It will be interesting to see if this initiative can possibly succeed. For what can the “well-educated mullahs” learn and teach that will really blunt the force of Qur’anic literalism? If they do succeed, they will have something that the whole world needs.
But the “traditional Islam” mentioned in this article is more of a cultural than a theological construct, and as such I wonder if it has the vitality to stand up to the “Wahhabi” literalist challenge. In a rather uncomprehending 2000 article published in the Center for Political and Strategic Studies essay collection Islam and Central Asia, the Orthodox Archbishop Vladimir of Bishkek gives some indication (without appearing to realize the implications of what he is saying) of how far Central Asian Islam has strayed from Qur’anic, traditional and historical Islam. To give just one example, he asserts that “Modern-day Islam [in Central Asia] does not strive to expand its domain.”
Would the warrior prophet Muhammad recognize a non-expansionist Islam as the one he preached? Will the “well-educated mullahs” of Nizhny Novgorod be able to convince young Muslims who read the Qur’an that their Islam should not be expansionist as well?
From the Moscow Times, with thanks to None:
Finding it difficult to compete with the fiery rhetoric of radical Islamic teachers in winning the attention and respect of young people, Muslim clergy young and old are heading back to school.
Crash courses in divinity, anti-extremist propaganda, history, philosophy and sociology are being offered to all imams and muezzins in Nizhny Novgorod under a program set up by the regional Muslim spiritual board.
The intensive two-week program is mandatory for all Muslim spiritual leaders in the region, and classes are taught by professors at Nizhny Novgorod State University.
“Wahhabis look stronger when they take on self-learners,” Damir Mukhetdinov, the deputy head of the regional spiritual board, said, referring to the radical strain of Islam that has spread like wildfire across parts of the country, particularly the Muslim-dominated North Caucasus.
“Trust me, it will be a different picture when Wahhabis will face well-educated mullahs,” he said.
Mukhetdinov, himself a political science lecturer in the back-to-school program, said Muslim clergymen are also being trained how to distinguish religious extremists in a crowd and how to use dialogue to convince them to embrace more traditional Islamic views. “We don’t betray them to the FSB,” he said of the Federal Security Service. “To fight ideology, we try to use ideology, not violence.”
This school of thought is rare outside Nizhny Novgorod, where Muslims are in a minority.

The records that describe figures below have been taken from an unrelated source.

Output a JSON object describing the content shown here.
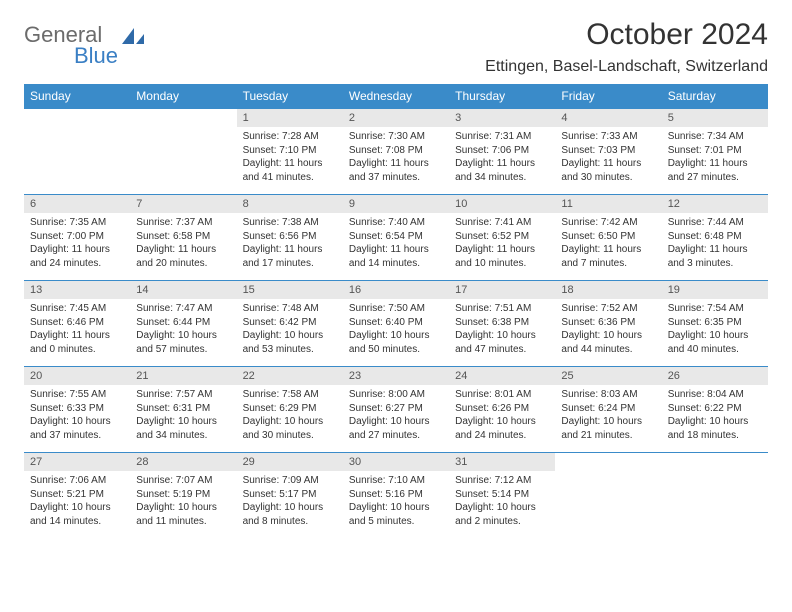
{
  "logo": {
    "word1": "General",
    "word2": "Blue"
  },
  "title": "October 2024",
  "location": "Ettingen, Basel-Landschaft, Switzerland",
  "colors": {
    "header_bg": "#3a8bc9",
    "header_text": "#ffffff",
    "daynum_bg": "#e8e8e8",
    "border": "#3a8bc9",
    "logo_gray": "#6b6b6b",
    "logo_blue": "#3a7fc4"
  },
  "weekdays": [
    "Sunday",
    "Monday",
    "Tuesday",
    "Wednesday",
    "Thursday",
    "Friday",
    "Saturday"
  ],
  "weeks": [
    [
      {
        "empty": true
      },
      {
        "empty": true
      },
      {
        "num": "1",
        "sunrise": "Sunrise: 7:28 AM",
        "sunset": "Sunset: 7:10 PM",
        "daylight": "Daylight: 11 hours and 41 minutes."
      },
      {
        "num": "2",
        "sunrise": "Sunrise: 7:30 AM",
        "sunset": "Sunset: 7:08 PM",
        "daylight": "Daylight: 11 hours and 37 minutes."
      },
      {
        "num": "3",
        "sunrise": "Sunrise: 7:31 AM",
        "sunset": "Sunset: 7:06 PM",
        "daylight": "Daylight: 11 hours and 34 minutes."
      },
      {
        "num": "4",
        "sunrise": "Sunrise: 7:33 AM",
        "sunset": "Sunset: 7:03 PM",
        "daylight": "Daylight: 11 hours and 30 minutes."
      },
      {
        "num": "5",
        "sunrise": "Sunrise: 7:34 AM",
        "sunset": "Sunset: 7:01 PM",
        "daylight": "Daylight: 11 hours and 27 minutes."
      }
    ],
    [
      {
        "num": "6",
        "sunrise": "Sunrise: 7:35 AM",
        "sunset": "Sunset: 7:00 PM",
        "daylight": "Daylight: 11 hours and 24 minutes."
      },
      {
        "num": "7",
        "sunrise": "Sunrise: 7:37 AM",
        "sunset": "Sunset: 6:58 PM",
        "daylight": "Daylight: 11 hours and 20 minutes."
      },
      {
        "num": "8",
        "sunrise": "Sunrise: 7:38 AM",
        "sunset": "Sunset: 6:56 PM",
        "daylight": "Daylight: 11 hours and 17 minutes."
      },
      {
        "num": "9",
        "sunrise": "Sunrise: 7:40 AM",
        "sunset": "Sunset: 6:54 PM",
        "daylight": "Daylight: 11 hours and 14 minutes."
      },
      {
        "num": "10",
        "sunrise": "Sunrise: 7:41 AM",
        "sunset": "Sunset: 6:52 PM",
        "daylight": "Daylight: 11 hours and 10 minutes."
      },
      {
        "num": "11",
        "sunrise": "Sunrise: 7:42 AM",
        "sunset": "Sunset: 6:50 PM",
        "daylight": "Daylight: 11 hours and 7 minutes."
      },
      {
        "num": "12",
        "sunrise": "Sunrise: 7:44 AM",
        "sunset": "Sunset: 6:48 PM",
        "daylight": "Daylight: 11 hours and 3 minutes."
      }
    ],
    [
      {
        "num": "13",
        "sunrise": "Sunrise: 7:45 AM",
        "sunset": "Sunset: 6:46 PM",
        "daylight": "Daylight: 11 hours and 0 minutes."
      },
      {
        "num": "14",
        "sunrise": "Sunrise: 7:47 AM",
        "sunset": "Sunset: 6:44 PM",
        "daylight": "Daylight: 10 hours and 57 minutes."
      },
      {
        "num": "15",
        "sunrise": "Sunrise: 7:48 AM",
        "sunset": "Sunset: 6:42 PM",
        "daylight": "Daylight: 10 hours and 53 minutes."
      },
      {
        "num": "16",
        "sunrise": "Sunrise: 7:50 AM",
        "sunset": "Sunset: 6:40 PM",
        "daylight": "Daylight: 10 hours and 50 minutes."
      },
      {
        "num": "17",
        "sunrise": "Sunrise: 7:51 AM",
        "sunset": "Sunset: 6:38 PM",
        "daylight": "Daylight: 10 hours and 47 minutes."
      },
      {
        "num": "18",
        "sunrise": "Sunrise: 7:52 AM",
        "sunset": "Sunset: 6:36 PM",
        "daylight": "Daylight: 10 hours and 44 minutes."
      },
      {
        "num": "19",
        "sunrise": "Sunrise: 7:54 AM",
        "sunset": "Sunset: 6:35 PM",
        "daylight": "Daylight: 10 hours and 40 minutes."
      }
    ],
    [
      {
        "num": "20",
        "sunrise": "Sunrise: 7:55 AM",
        "sunset": "Sunset: 6:33 PM",
        "daylight": "Daylight: 10 hours and 37 minutes."
      },
      {
        "num": "21",
        "sunrise": "Sunrise: 7:57 AM",
        "sunset": "Sunset: 6:31 PM",
        "daylight": "Daylight: 10 hours and 34 minutes."
      },
      {
        "num": "22",
        "sunrise": "Sunrise: 7:58 AM",
        "sunset": "Sunset: 6:29 PM",
        "daylight": "Daylight: 10 hours and 30 minutes."
      },
      {
        "num": "23",
        "sunrise": "Sunrise: 8:00 AM",
        "sunset": "Sunset: 6:27 PM",
        "daylight": "Daylight: 10 hours and 27 minutes."
      },
      {
        "num": "24",
        "sunrise": "Sunrise: 8:01 AM",
        "sunset": "Sunset: 6:26 PM",
        "daylight": "Daylight: 10 hours and 24 minutes."
      },
      {
        "num": "25",
        "sunrise": "Sunrise: 8:03 AM",
        "sunset": "Sunset: 6:24 PM",
        "daylight": "Daylight: 10 hours and 21 minutes."
      },
      {
        "num": "26",
        "sunrise": "Sunrise: 8:04 AM",
        "sunset": "Sunset: 6:22 PM",
        "daylight": "Daylight: 10 hours and 18 minutes."
      }
    ],
    [
      {
        "num": "27",
        "sunrise": "Sunrise: 7:06 AM",
        "sunset": "Sunset: 5:21 PM",
        "daylight": "Daylight: 10 hours and 14 minutes."
      },
      {
        "num": "28",
        "sunrise": "Sunrise: 7:07 AM",
        "sunset": "Sunset: 5:19 PM",
        "daylight": "Daylight: 10 hours and 11 minutes."
      },
      {
        "num": "29",
        "sunrise": "Sunrise: 7:09 AM",
        "sunset": "Sunset: 5:17 PM",
        "daylight": "Daylight: 10 hours and 8 minutes."
      },
      {
        "num": "30",
        "sunrise": "Sunrise: 7:10 AM",
        "sunset": "Sunset: 5:16 PM",
        "daylight": "Daylight: 10 hours and 5 minutes."
      },
      {
        "num": "31",
        "sunrise": "Sunrise: 7:12 AM",
        "sunset": "Sunset: 5:14 PM",
        "daylight": "Daylight: 10 hours and 2 minutes."
      },
      {
        "empty": true
      },
      {
        "empty": true
      }
    ]
  ]
}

In largely Muslim-populated regions where Islam carries a lot of weight in local politics, homegrown traditionalists and radical fundamentalists are often at one another’s throats — quite literally.
Traditional Muslim clergy have largely failed to adapt to new challenges such as the spread of Wahhabism and continue to follow a route inherited from Soviet times, when spiritual life was tightly controlled by the authorities, said Alexei Malashenko, an Islam expert at the Carnegie Moscow Center.
“The traditionalists are losing Muslims to Wahhabis, and not only because they are younger and better-trained in rhetoric,” he said. “Most clergymen have gotten used to state support and have forgotten to bury themselves in their books. They are not preachers, and they have always circumvented honest polemics.”